Watch an earlier NBC4 report about a fracking expansion law taking effect in Ohio

COLUMBUS, Ohio (WCMH) – An Ohio law loosening restrictions on oil and gas companies’ ability to drill under state parks can remain in place for now, a Franklin County judge ruled last week.

On April 10, Judge Kimberly Cocroft denied environmental groups’ request that she temporarily block the state’s enforcement of House Bill 507, dubbed the “chicken bill,” whose provisions make it easier for oil and gas companies to get green-lit for a fracking lease in Ohio’s state parks.

The lawsuit – filed by the Ohio Environmental Council, Sierra Club, Buckeye Environmental Network and Ohio Valley Allies one day before the law took effect – contends that state lawmakers skirted constitutional requirements when considering HB 507, which plaintiffs say forces state agencies to grant an oil or gas company’s request for a fracking lease, regardless of an applicant’s qualifications.

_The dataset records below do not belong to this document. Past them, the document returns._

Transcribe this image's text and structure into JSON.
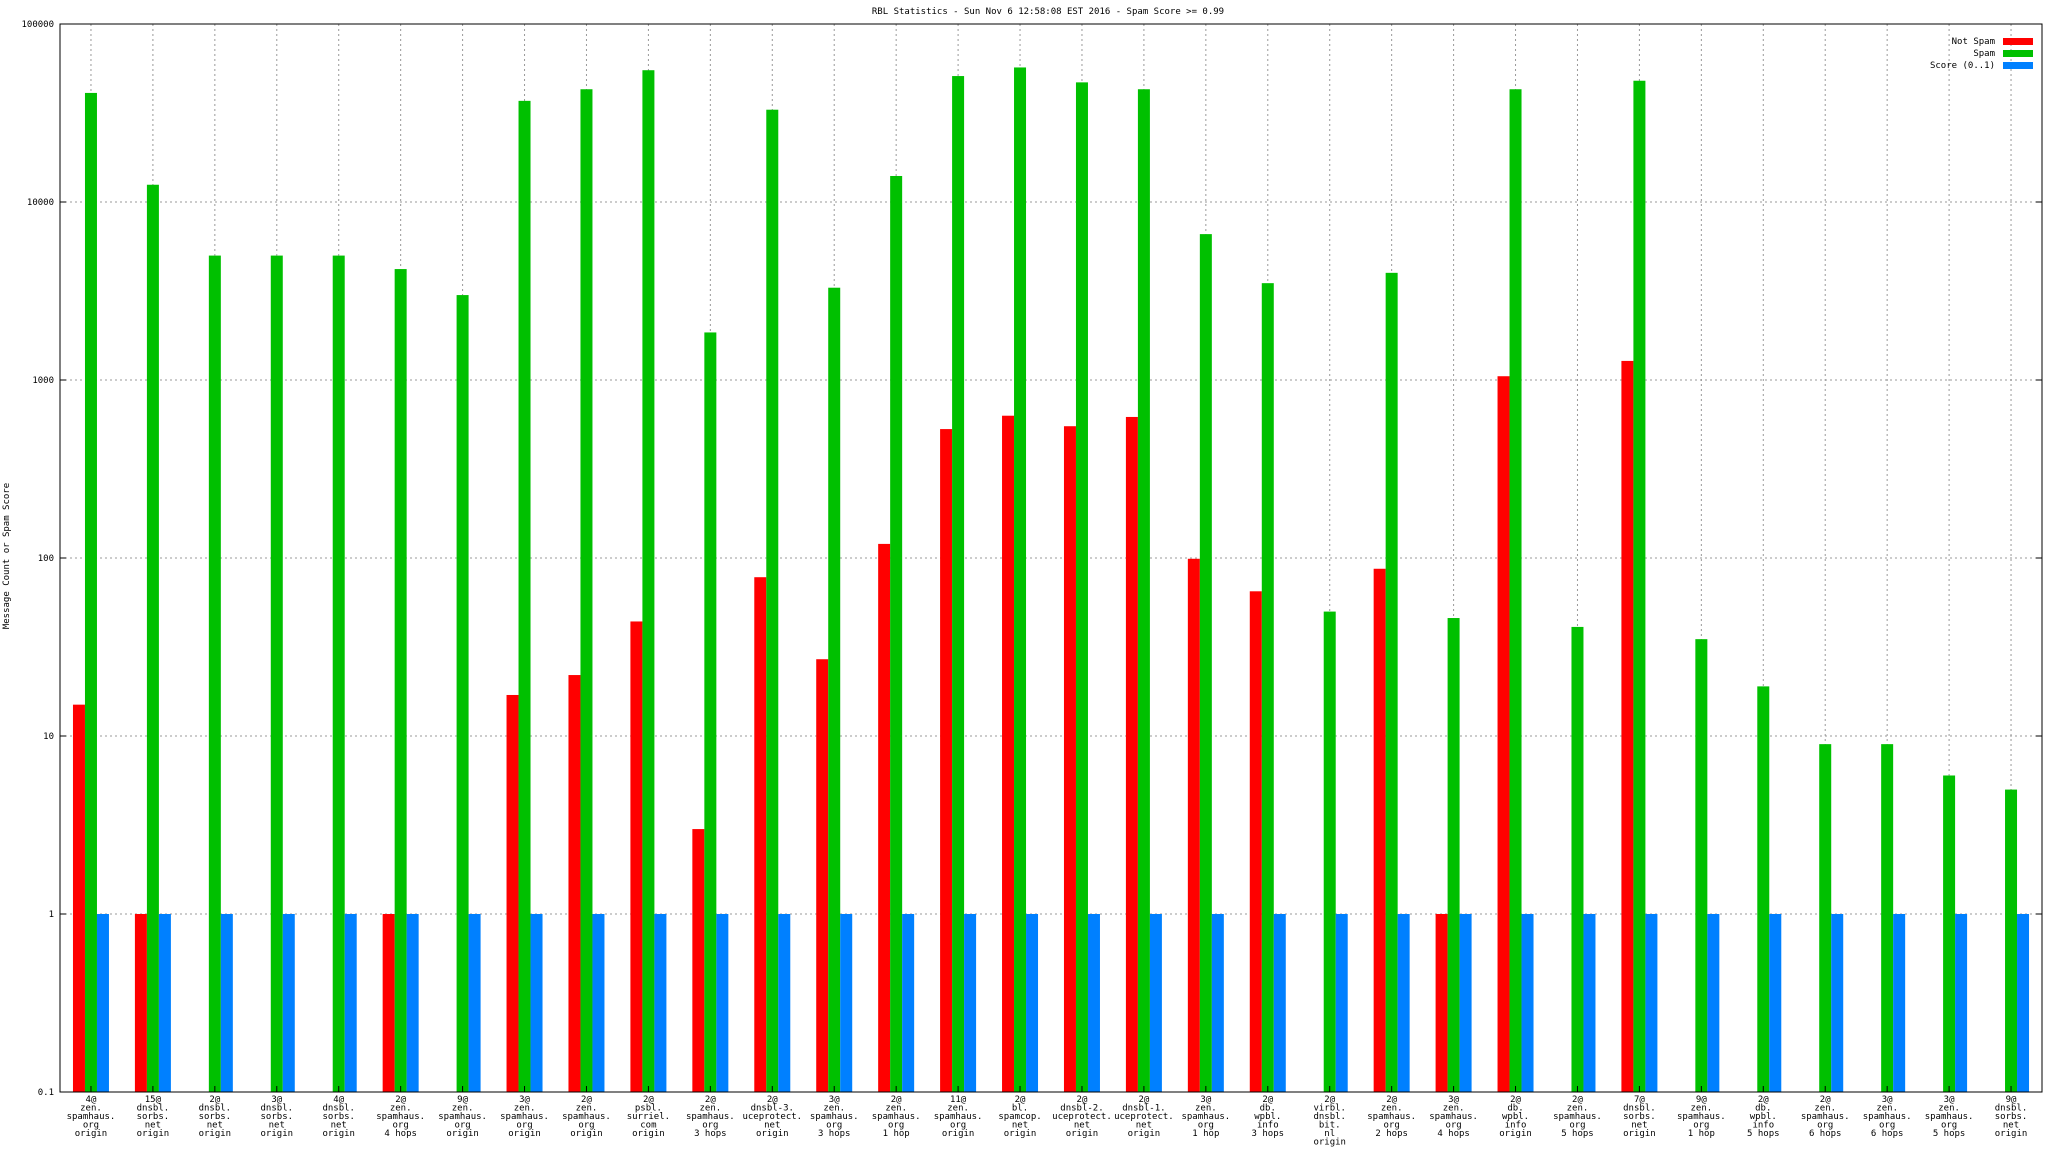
{
  "chart_data": {
    "type": "bar",
    "title": "RBL Statistics - Sun Nov  6 12:58:08 EST 2016 - Spam Score >= 0.99",
    "xlabel": "",
    "ylabel": "Message Count or Spam Score",
    "yscale": "log",
    "ylim": [
      0.1,
      100000
    ],
    "y_ticks": [
      "0.1",
      "1",
      "10",
      "100",
      "1000",
      "10000",
      "100000"
    ],
    "grid": true,
    "legend_position": "top-right",
    "categories": [
      [
        "4@",
        "zen.",
        "spamhaus.",
        "org",
        "origin"
      ],
      [
        "15@",
        "dnsbl.",
        "sorbs.",
        "net",
        "origin"
      ],
      [
        "2@",
        "dnsbl.",
        "sorbs.",
        "net",
        "origin"
      ],
      [
        "3@",
        "dnsbl.",
        "sorbs.",
        "net",
        "origin"
      ],
      [
        "4@",
        "dnsbl.",
        "sorbs.",
        "net",
        "origin"
      ],
      [
        "2@",
        "zen.",
        "spamhaus.",
        "org",
        "4 hops"
      ],
      [
        "9@",
        "zen.",
        "spamhaus.",
        "org",
        "origin"
      ],
      [
        "3@",
        "zen.",
        "spamhaus.",
        "org",
        "origin"
      ],
      [
        "2@",
        "zen.",
        "spamhaus.",
        "org",
        "origin"
      ],
      [
        "2@",
        "psbl.",
        "surriel.",
        "com",
        "origin"
      ],
      [
        "2@",
        "zen.",
        "spamhaus.",
        "org",
        "3 hops"
      ],
      [
        "2@",
        "dnsbl-3.",
        "uceprotect.",
        "net",
        "origin"
      ],
      [
        "3@",
        "zen.",
        "spamhaus.",
        "org",
        "3 hops"
      ],
      [
        "2@",
        "zen.",
        "spamhaus.",
        "org",
        "1 hop"
      ],
      [
        "11@",
        "zen.",
        "spamhaus.",
        "org",
        "origin"
      ],
      [
        "2@",
        "bl.",
        "spamcop.",
        "net",
        "origin"
      ],
      [
        "2@",
        "dnsbl-2.",
        "uceprotect.",
        "net",
        "origin"
      ],
      [
        "2@",
        "dnsbl-1.",
        "uceprotect.",
        "net",
        "origin"
      ],
      [
        "3@",
        "zen.",
        "spamhaus.",
        "org",
        "1 hop"
      ],
      [
        "2@",
        "db.",
        "wpbl.",
        "info",
        "3 hops"
      ],
      [
        "2@",
        "virbl.",
        "dnsbl.",
        "bit.",
        "nl",
        "origin"
      ],
      [
        "2@",
        "zen.",
        "spamhaus.",
        "org",
        "2 hops"
      ],
      [
        "3@",
        "zen.",
        "spamhaus.",
        "org",
        "4 hops"
      ],
      [
        "2@",
        "db.",
        "wpbl.",
        "info",
        "origin"
      ],
      [
        "2@",
        "zen.",
        "spamhaus.",
        "org",
        "5 hops"
      ],
      [
        "7@",
        "dnsbl.",
        "sorbs.",
        "net",
        "origin"
      ],
      [
        "9@",
        "zen.",
        "spamhaus.",
        "org",
        "1 hop"
      ],
      [
        "2@",
        "db.",
        "wpbl.",
        "info",
        "5 hops"
      ],
      [
        "2@",
        "zen.",
        "spamhaus.",
        "org",
        "6 hops"
      ],
      [
        "3@",
        "zen.",
        "spamhaus.",
        "org",
        "6 hops"
      ],
      [
        "3@",
        "zen.",
        "spamhaus.",
        "org",
        "5 hops"
      ],
      [
        "9@",
        "dnsbl.",
        "sorbs.",
        "net",
        "origin"
      ]
    ],
    "series": [
      {
        "name": "Not Spam",
        "color": "#ff0000",
        "values": [
          15,
          1,
          null,
          null,
          null,
          1,
          null,
          17,
          22,
          44,
          3,
          78,
          27,
          120,
          530,
          630,
          550,
          620,
          99,
          65,
          null,
          87,
          1,
          1050,
          null,
          1280,
          null,
          null,
          null,
          null,
          null,
          null
        ]
      },
      {
        "name": "Spam",
        "color": "#00c000",
        "values": [
          41000,
          12500,
          5000,
          5000,
          5000,
          4200,
          3000,
          37000,
          43000,
          55000,
          1850,
          33000,
          3300,
          14000,
          51000,
          57000,
          47000,
          43000,
          6600,
          3500,
          50,
          4000,
          46,
          43000,
          41,
          48000,
          35,
          19,
          9,
          9,
          6,
          5
        ]
      },
      {
        "name": "Score (0..1)",
        "color": "#0080ff",
        "values": [
          1,
          1,
          1,
          1,
          1,
          1,
          1,
          1,
          1,
          1,
          1,
          1,
          1,
          1,
          1,
          1,
          1,
          1,
          1,
          1,
          1,
          1,
          1,
          1,
          1,
          1,
          1,
          1,
          1,
          1,
          1,
          1
        ]
      }
    ]
  }
}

“The vitality of our public lands is essential to our own well-being,” said Nathan Johnson, an attorney and public lands director for the Ohio Environmental Council. “No one wants to experience visual blight or breathe in toxic air pollution when out on the trail. Our parks are often our best refuge for health and relaxation. These public resources must be protected.”

Cocroft, however, dismissed the environmental advocates’ claims that expanded drilling could corrupt Ohio’s public land and those who enjoy it.

Since HB 507 took effect this month, Cocroft pointed to the fact that no company has submitted a proposal to frack in a state park, according to Ohio Department of Natural Resources spokesperson Andy Chow.

Plus, given the “very few leases” that have been granted since 2011 – the year fracking in state parks was first legalized – Cocroft argued that HB 507 does not present an “immediate or irreparable harm” that must be remedied with a temporary restraining order.

“The Court finds that any reference regarding an injury to the recreational, cultural, and aesthetic interests in the lands to the plaintiffs’ members is speculative, at best, and does not constitute an immediate and irreparable injury, loss, or damage,” Cocroft wrote.

In December, four months prior to HB 507’s implementation, Texas-based Encino Energy offered the state up to $2 billion in royalties and signing bonuses for the right to drill under Salt Fork State Park in Guernsey County, according to records provided by the ODNR.

The company’s request was denied, however, because the state’s Oil and Gas Land Management Commission, which oversees the leasing process, has yet to finalize rules governing the administration of those leases, Chow said. Until those regulations are solidified, the commission cannot receive future applications.

HB 507 was originally introduced as a bill reducing the number of poultry chicks that can be sold in lots – hence its nickname the “chicken bill.” In December, lawmakers tacked on a slew of amendments, including expediting the fracking leasing process and redefining natural gas as “green energy.”

Megan Hunter, an Earthjustice attorney who is representing the Ohio Environmental Council, said the plaintiffs are waiting on Cocroft to rule on the merits of HB 507 (whether it is constitutional under Ohio law), as well as the groups’ request that she issue a preliminary injunction to block it from being enforced.

“We’ll continue to fight this in court,” Hunter said.

Attorney General David Yost’s office, whose attorneys are defending HB 507 against the environmental groups’ suit, did not respond to NBC4’s request for comment.